Monsieur le Président, Mesdames et Messieurs les membres du CSA,
FO-Justice ouvre cette séance en rappelant une réalité que chacun connaît : la maison d’arrêt d’Épinal traverse une crise profonde qui affecte la sécurité, la sûreté et les conditions de travail des personnels.
SYNDICAT LOCALE PENITENTIAIRE FORCE OUVRIERE
Les constats sont clairs :
- des effectifs insuffisants qui laissent chaque service en sous-nombre
- des rappels incessants et une surcharge permanente
- une organisation dégradée qui compromet la sérénité de la détention.
Ces manques ne sont pas de simples difficultés passagères. Ils mettent directement en danger la sécurité des agents et l’équilibre de l’établissement. Derrière les chiffres, ce sont des femmes et des hommes épuisés, qui continuent pourtant de tenir à bout de bras l’ensemble de la structure.
FO-Justice appelle à une politique managériale bienveillante, où chaque agent se sente respecté et soutenu. Nous demandons que les prochaines réunions se concentrent sur trois priorités :
- Un plan d’action concret pour améliorer les conditions de travail et protéger la santé mentale et physique des personnels.
- Une concertation sérieuse autour du projet modulaire, avec les moyens humains nécessaires.
- Une réflexion de fond sur les causes de la dégradation de l’établissement afin de trouver des solutions durables.
Mais aujourd’hui, il est hors de question de normaliser l’anormal.

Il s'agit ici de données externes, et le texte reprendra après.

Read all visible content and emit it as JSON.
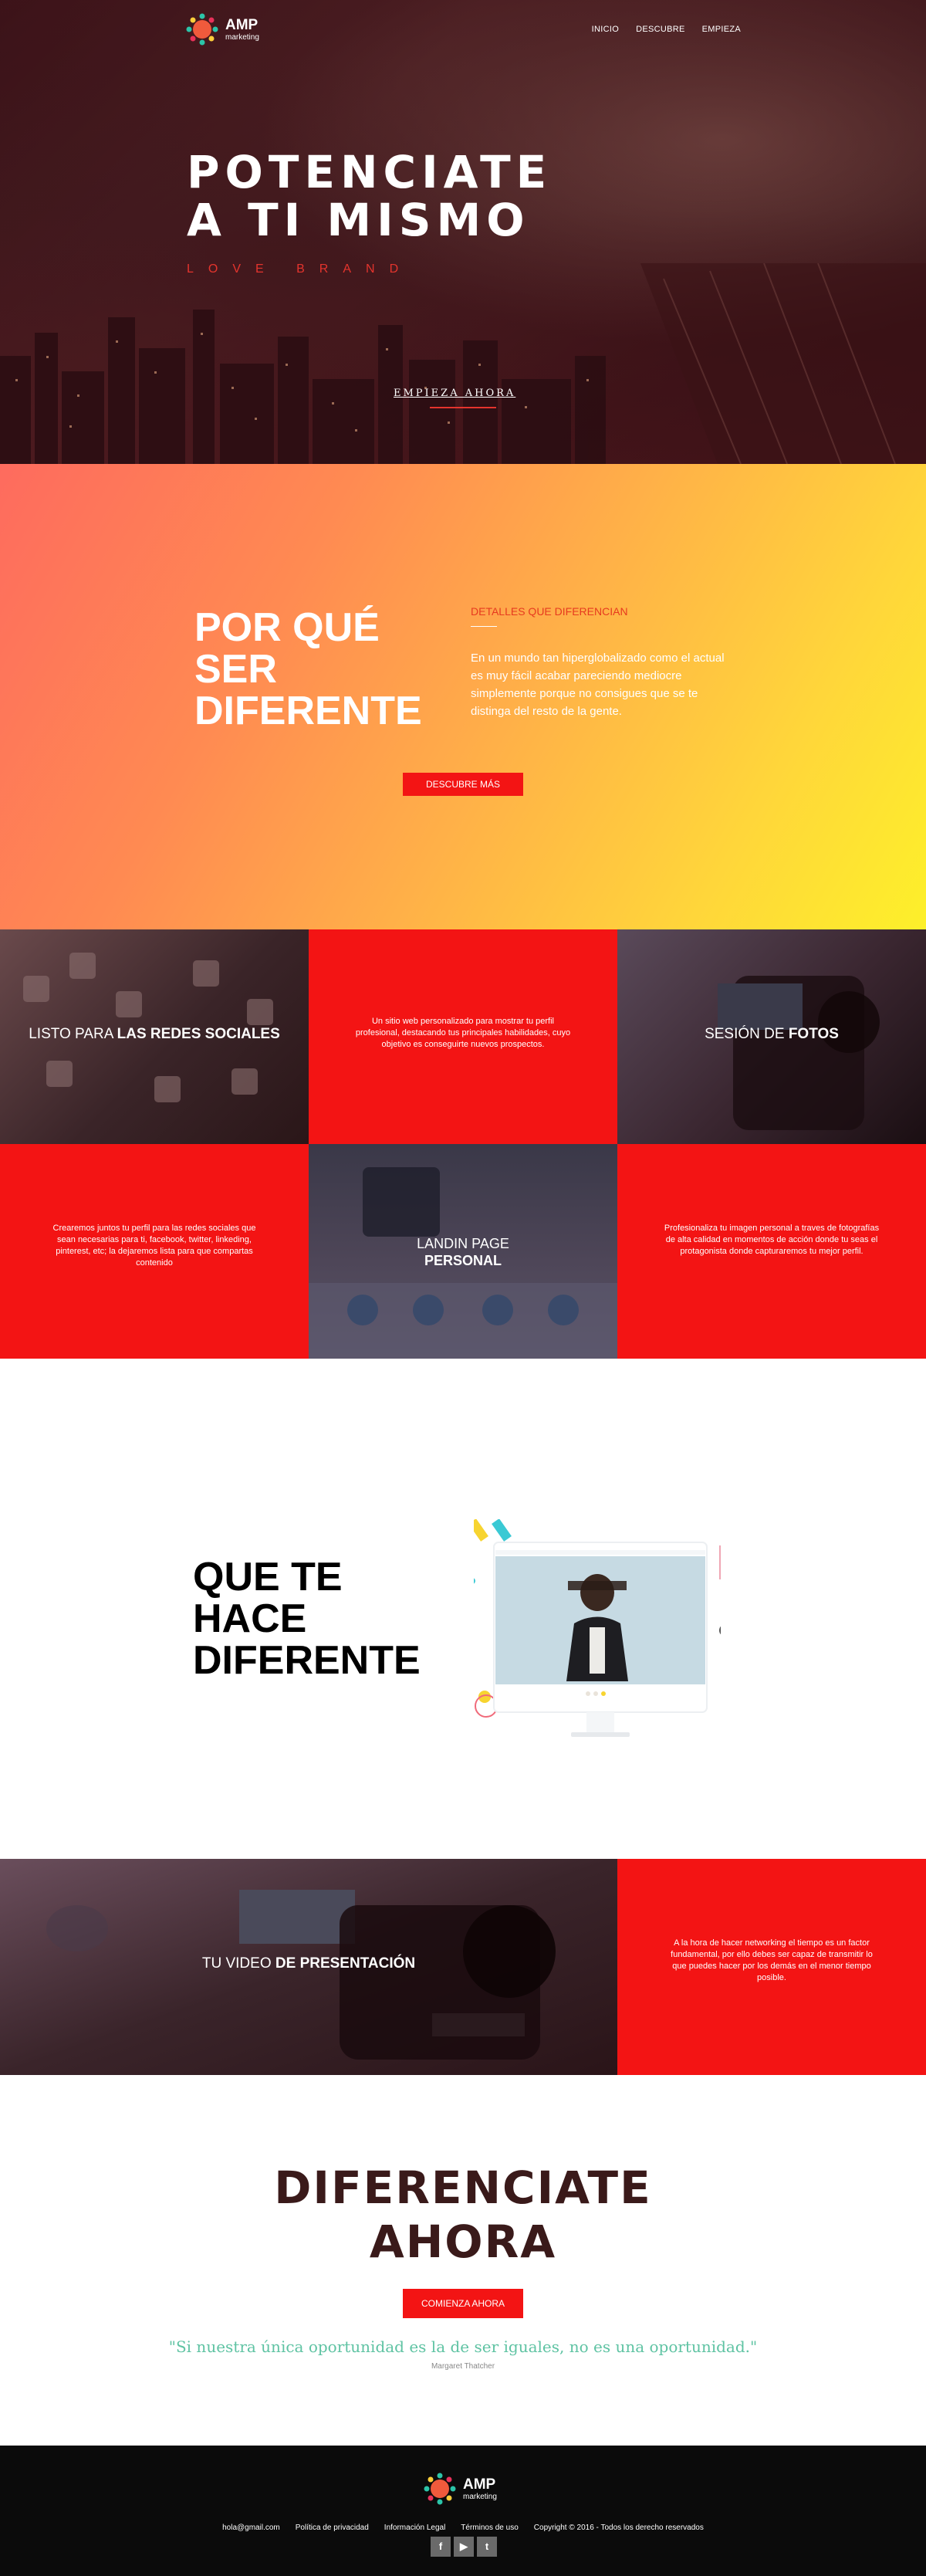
{
  "brand": {
    "name": "AMP",
    "tagline": "marketing"
  },
  "nav": {
    "items": [
      "INICIO",
      "DESCUBRE",
      "EMPIEZA"
    ]
  },
  "hero": {
    "title_line1": "POTENCIATE",
    "title_line2": "A TI MISMO",
    "subtitle": "LOVE BRAND",
    "cta": "EMPIEZA AHORA"
  },
  "why": {
    "title_line1": "POR QUÉ",
    "title_line2": "SER",
    "title_line3": "DIFERENTE",
    "label": "DETALLES QUE DIFERENCIAN",
    "text": "En un mundo tan hiperglobalizado como el actual es muy fácil acabar pareciendo mediocre simplemente porque no consigues que se te distinga del resto de la gente.",
    "button": "DESCUBRE MÁS"
  },
  "grid": {
    "social_caption_light": "LISTO PARA ",
    "social_caption_bold": "LAS REDES SOCIALES",
    "web_text": "Un sitio web personalizado para mostrar tu perfil profesional, destacando tus principales habilidades, cuyo objetivo es conseguirte nuevos prospectos.",
    "photo_caption_light": "SESIÓN DE ",
    "photo_caption_bold": "FOTOS",
    "social_text": "Crearemos juntos tu perfil para las redes sociales que sean necesarias para ti, facebook, twitter, linkeding, pinterest, etc; la dejaremos lista para que compartas contenido",
    "landing_caption_line1": "LANDIN PAGE",
    "landing_caption_line2": "PERSONAL",
    "photo_text": "Profesionaliza tu imagen personal a traves de fotografías de alta calidad en momentos de acción donde tu seas el protagonista donde capturaremos tu mejor perfil."
  },
  "different": {
    "title_line1": "QUE TE",
    "title_line2": "HACE",
    "title_line3": "DIFERENTE"
  },
  "video": {
    "caption_light": "TU VIDEO ",
    "caption_bold": "DE PRESENTACIÓN",
    "text": "A la hora de hacer networking el tiempo es un factor fundamental, por ello debes ser capaz de transmitir lo que puedes hacer por los demás en el menor tiempo posible."
  },
  "cta": {
    "title_line1": "DIFERENCIATE",
    "title_line2": "AHORA",
    "button": "COMIENZA AHORA",
    "quote": "\"Si nuestra única oportunidad es la de ser iguales, no es una oportunidad.\"",
    "author": "Margaret Thatcher"
  },
  "footer": {
    "email": "hola@gmail.com",
    "privacy": "Política de privacidad",
    "legal": "Información Legal",
    "terms": "Términos de uso",
    "copyright": "Copyright © 2016 - Todos los derecho reservados",
    "social": [
      "f",
      "yt",
      "tw"
    ]
  },
  "colors": {
    "accent_red": "#f31414",
    "quote_green": "#5fc3a3",
    "footer_bg": "#0b0b0b"
  }
}
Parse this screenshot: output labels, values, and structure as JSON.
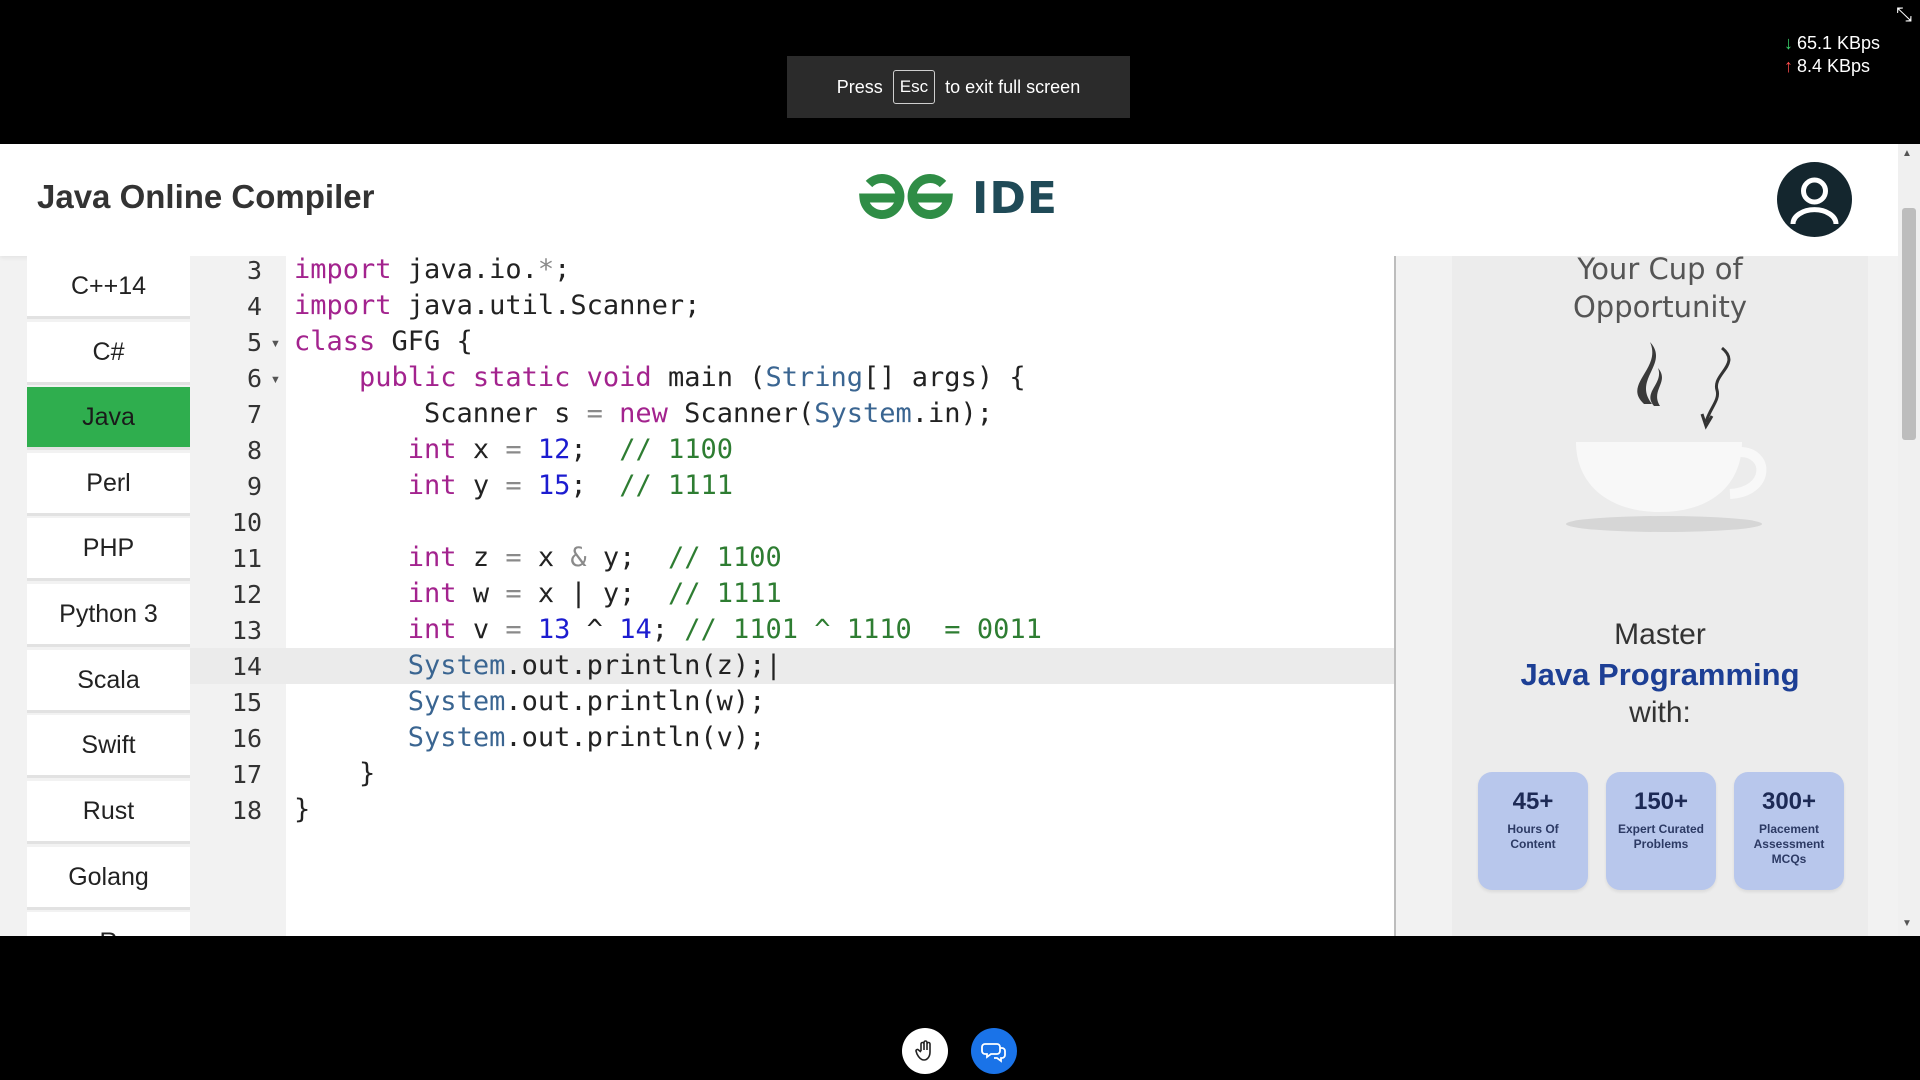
{
  "fullscreen_toast": {
    "press": "Press",
    "key": "Esc",
    "rest": "to exit full screen"
  },
  "network": {
    "down": "65.1 KBps",
    "up": "8.4 KBps"
  },
  "header": {
    "title": "Java Online Compiler",
    "logo_text": "IDE"
  },
  "languages": [
    "C++14",
    "C#",
    "Java",
    "Perl",
    "PHP",
    "Python 3",
    "Scala",
    "Swift",
    "Rust",
    "Golang",
    "R"
  ],
  "active_language": "Java",
  "editor": {
    "line_numbers": [
      "3",
      "4",
      "5",
      "6",
      "7",
      "8",
      "9",
      "10",
      "11",
      "12",
      "13",
      "14",
      "15",
      "16",
      "17",
      "18"
    ],
    "active_line": "14"
  },
  "ad": {
    "tagline_1": "Your Cup of",
    "tagline_2": "Opportunity",
    "master": "Master",
    "java": "Java Programming",
    "with": "with:",
    "stats": [
      {
        "big": "45+",
        "small": "Hours Of Content"
      },
      {
        "big": "150+",
        "small": "Expert Curated Problems"
      },
      {
        "big": "300+",
        "small": "Placement Assessment MCQs"
      }
    ]
  }
}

La sécurité et la dignité des agents doivent redevenir la priorité.
En conclusion, au regard de la gravité de la situation et du manque de réponses concrètes apportées aux personnels, FO-Justice refuse de participer à cette réunion.
Nous ne cautionnerons pas par notre présence une instance qui ne répond pas aux attentes légitimes des agents. Nous attendons des engagements clairs et immédiats. Les personnels n’ont plus besoin de discours, ils ont besoin d’actes.
FO-Justice siège dans cette instance pour travailler à un avenir plus sûr, plus humain, fondé sur le dialogue, l’écoute et le respect mutuel.